= Swasticar =

A nickname given by the general public to cars manufactured by Tesla

Swasticar is a nickname given by the public in the United States to electric vehicles (EVs) manufactured by Tesla, Inc., and is also a hashtag on social media.

==Etymology==
It is a neologism created by replacing the last two letters of "swastika," a symbol of Nazi Germany, with "car".

==History==
In late February 2025, a poster appeared at a bus stop in Bethnal Green, a suburb of London.

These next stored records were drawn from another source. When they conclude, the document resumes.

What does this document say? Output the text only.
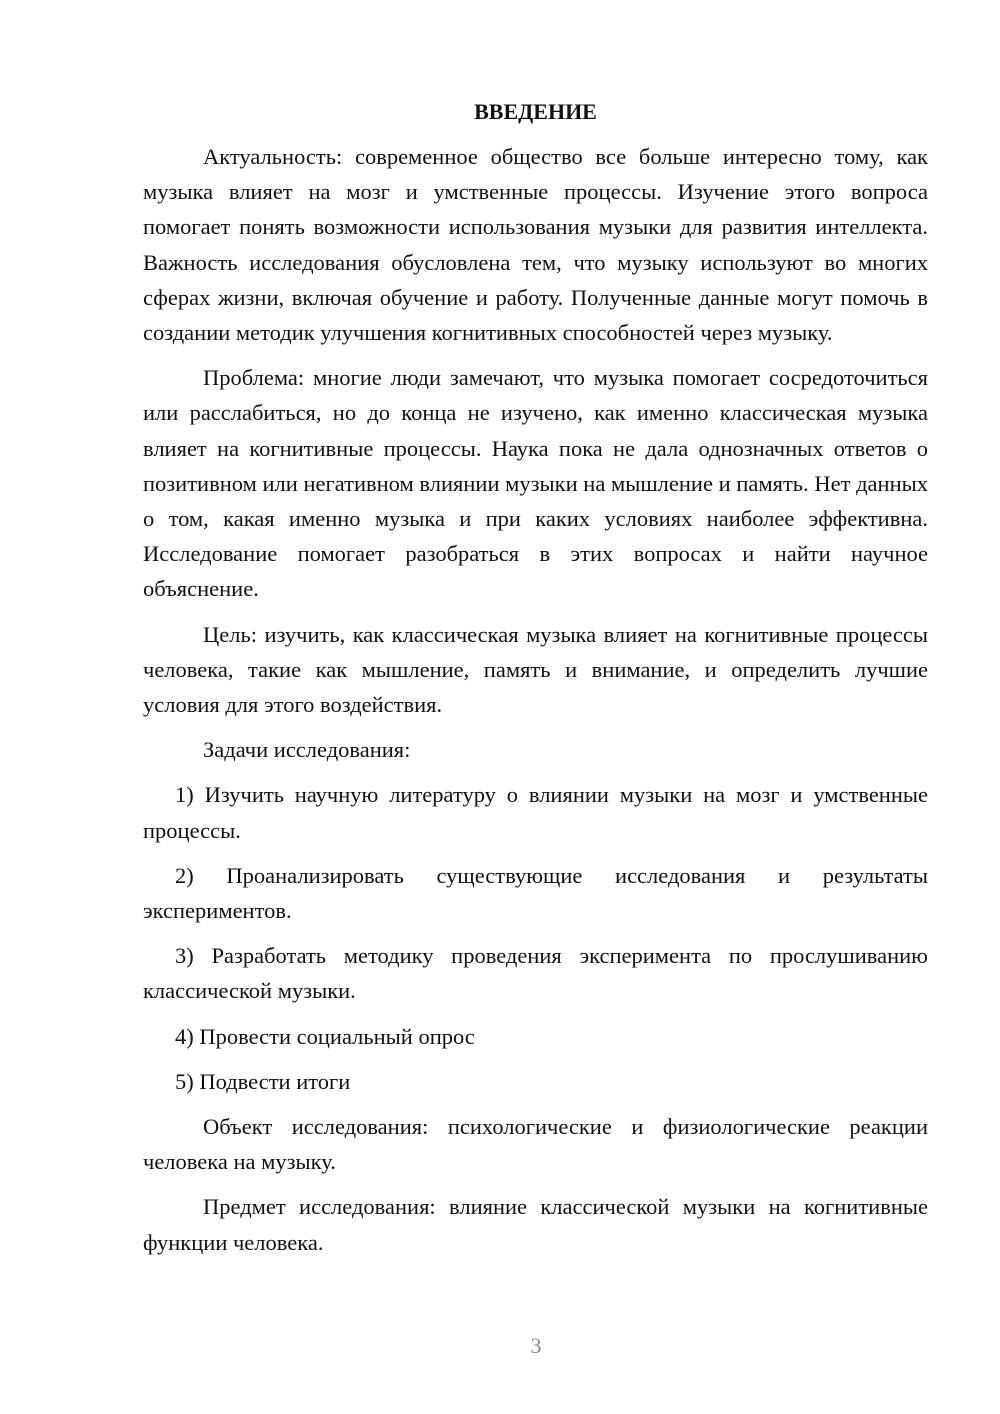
ВВЕДЕНИЕ

Актуальность: современное общество все больше интересно тому, как музыка влияет на мозг и умственные процессы. Изучение этого вопроса помогает понять возможности использования музыки для развития интеллекта. Важность исследования обусловлена тем, что музыку используют во многих сферах жизни, включая обучение и работу. Полученные данные могут помочь в создании методик улучшения когнитивных способностей через музыку.

Проблема: многие люди замечают, что музыка помогает сосредоточиться или расслабиться, но до конца не изучено, как именно классическая музыка влияет на когнитивные процессы. Наука пока не дала однозначных ответов о позитивном или негативном влиянии музыки на мышление и память. Нет данных о том, какая именно музыка и при каких условиях наиболее эффективна. Исследование помогает разобраться в этих вопросах и найти научное объяснение.

Цель: изучить, как классическая музыка влияет на когнитивные процессы человека, такие как мышление, память и внимание, и определить лучшие условия для этого воздействия.

Задачи исследования:

1) Изучить научную литературу о влиянии музыки на мозг и умственные процессы.

2) Проанализировать существующие исследования и результаты экспериментов.

3) Разработать методику проведения эксперимента по прослушиванию классической музыки.

4) Провести социальный опрос

5) Подвести итоги

Объект исследования: психологические и физиологические реакции человека на музыку.

Предмет исследования: влияние классической музыки на когнитивные функции человека.

3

The poster featured Tesla CEO Elon Musk in a Tesla car, making a gesture resembling a Nazi salute, accompanied by the slogans "From 0 to 1939 in 3 seconds (Note: This is believed to be a play on words based on a term describing a car's acceleration, used to represent the sudden leap from a state of zero (nothing) into an era like that of 1939, when Germany invaded Poland and World War II broke out.)" and "Tesla, the swasticar." A British non-profit organization called "Everyone Hates Elon" claimed to have created the poster.

On February 27 of the same year, "Everyone Hates Elon" posted photos and videos of the poster on Instagram and TikTok with the hashtag "#dontbuyaswasticar". The post quickly went viral as it was shared by many users.

The group brought life-size cutouts of Elon Musk making a Nazi salute-like pose to numerous Tesla showrooms and distributed stickers throughout London that read "Don't buy a swasticar."

==Background==
Prior to this, Elon Musk had repeatedly criticized top European politicians, while also openly expressing support for far-right parties and politicians in Europe, particularly the Alternative for Germany (AfD), and had even called for people to vote for the party, which is seen as having pro-Nazi leanings. Tesla's sales in the European market in January 2025 had fallen to about half of what they had been in 2024.

During a rally celebrating U.S. president Donald Trump's second inauguration at the Capital One Arena on January 20, 2025, he repeatedly made gestures resembling the Nazi salute, drawing criticism, but his supporters defended them as the "Roman salute."

On January 22, an image of a masked figure giving the inauguration salute, along with the words "Heil Tesla" in the same font as the Tesla car logo , were projected onto the wall of Tesla's Berlin factory by two unrelated groups using projection mapping.

Immediately after the inauguration, he became head of the Department of Government Efficiency (DOGE) under Donald Trump and was in the midst of attempting to carry out mass layoffs of U.S. federal employees through a hardline approach.

==Influence==
Tesla owners who use their cars as personal vehicles have begun to consider selling or donating them because the cars' reputation has declined, leading to taunts from others and incidents such as notes labeled "Nazi car" being stuck to their vehicles.

In the United States, supporters of the anti-Musk movement "#SmashTesla," which began around the same time, quickly adopted the swasticar hashtag in their social media posts.

The boycott against Tesla escalated further, with flyers featuring a masked man making a Nazi salute and reading "Sell your swasticar!" being posted on lampposts and other public places throughout the San Francisco Bay Area, urging Tesla owners to sell their vehicles.

In the United States, car insurance premiums are generally on the rise, but there have also been reports of vandalism, such as large red swastikas painted on Tesla vehicles, and vandalism is concentrated on Tesla cars, raising concerns that if this trend continues, insurance premiums for Tesla vehicles could rise.